Acıyı kaça bölerseniz bölün yine de peşinizi bırakmıyordu. Hayatınızın mutlaka bir parçasında, mutluluğun sadece ufak parçaları bulunuyordu. Bir denizin ortasında bu ezgi parçası ile dans ediyorduk. Tebrik sözleri sıralanmıyordu bu yanıltıcı yalanlarda. Bu ufak ezginin son sükutunda sıralanan notalar, ölümün bana ağırladığı şekerlemelerdi. Yaralanan bir tenin sondan başlangıç izi, ufak kalıcı parçasıydı. Babam bir başkasını öldürmüştü, o rüya gerçekti. Geçmiş geri gelecektir demişti. Geçmiş nasıl geri gelebilirdi, bu rüya nasıl gerçek olurdu? Sinirle ellerimi sıktım. Bedenim bu düşüncelerle kasılıyordu. Kafamı yukarı Çınar'a doğru kaldırarak " Olamaz, olmamalı" dedim hayal kırıklığı ile çıkan sesimle. Işıkları sönmüş bir şehirde kaybolmuş, etrafımda kimse yoktu. Parçalanmış bir vitrinin camından yansımama baktım. Yaralanmış, kirli üstüm, gözyaşlarım rimelin etkisiyle yüzümde izler bırakmıştı. Gözlerimin önüne serilen bu sahne kadar şu an çaresizdim. İlk baş katil olan babam ve babamın katili Çınar.
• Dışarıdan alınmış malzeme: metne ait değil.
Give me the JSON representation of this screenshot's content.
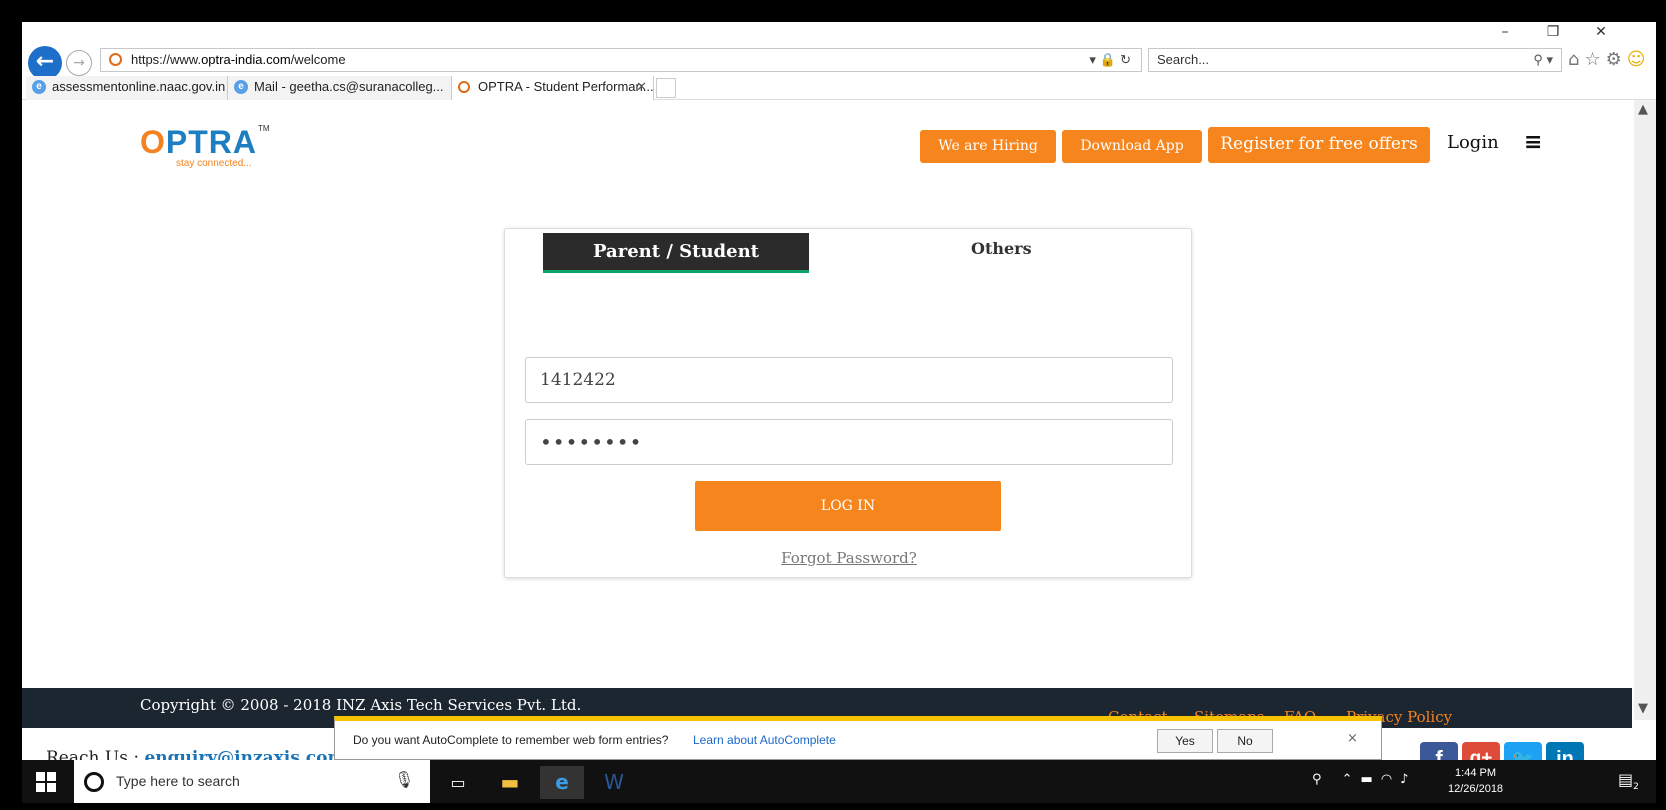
{
  "window": {
    "minimize": "–",
    "restore": "❐",
    "close": "✕"
  },
  "browser": {
    "url_prefix": "https://www.",
    "url_domain": "optra-india.com",
    "url_path": "/welcome",
    "search_placeholder": "Search...",
    "tabs": [
      {
        "label": "assessmentonline.naac.gov.in"
      },
      {
        "label": "Mail - geetha.cs@suranacolleg..."
      },
      {
        "label": "OPTRA - Student Performan..."
      }
    ]
  },
  "header": {
    "logo_text": "PTRA",
    "logo_o": "O",
    "logo_tm": "TM",
    "logo_tagline": "stay connected...",
    "hiring_label": "We are Hiring",
    "app_label": "Download App",
    "register_label": "Register for free offers",
    "login_label": "Login"
  },
  "login": {
    "tab_parent": "Parent / Student",
    "tab_others": "Others",
    "username_value": "1412422",
    "password_value": "••••••••",
    "login_button": "LOG IN",
    "forgot_label": "Forgot Password?"
  },
  "footer": {
    "copyright": "Copyright © 2008 - 2018  INZ Axis Tech Services Pvt. Ltd.",
    "links": [
      "Contact",
      "Sitemaps",
      "FAQ",
      "Privacy Policy"
    ],
    "reach_label": "Reach Us : ",
    "reach_email": "enquiry@inzaxis.com",
    "reach_sep": " /"
  },
  "autocomplete": {
    "message": "Do you want AutoComplete to remember web form entries?",
    "link": "Learn about AutoComplete",
    "yes": "Yes",
    "no": "No",
    "close": "×"
  },
  "taskbar": {
    "search_placeholder": "Type here to search",
    "time": "1:44 PM",
    "date": "12/26/2018",
    "notif_count": "2"
  },
  "colors": {
    "accent": "#f7851e",
    "brand_blue": "#1d7ec2",
    "footer_bg": "#1c2630"
  }
}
"Bana saf ayaklarını oynama, beni önceden tanıyordun." dedi üzerime doğru yürüyerek. Lacivert gözleri içindeki nefret duygusuyla koyulaşıyordu. İrislerinde ki beyaz ışık huzmesi daha çok parladığında korkum artıyordu. Yerde arkaya doğru sürünerek ondan kaçmaya çalıştım. "Ben seni tanımıyorum." dedim boğuk çıkan sesimle. Sırtım duvara çarptığında sağa sola bakınıp bir çıkış yolu arıyordum. "Bana yalan söyleme." diyerek üzerime doğru gelip açtığım mesafeyi kapatarak bağırdı. Buğulanan gözlerimle gözlerine baktım. O gözlerde bir katilin doğuşundan fazlası vardı. "Ben sana..." dedim yutkunarak, cevap vermiyor cümlemi bitirmemi bekliyordu. Ben sana nedensizce güvenmiştim ama şimdi sen bana katilin ķızı olduğumu söyleyip iğrenen bakışlarına maruz bırakıyorsun diyemedim.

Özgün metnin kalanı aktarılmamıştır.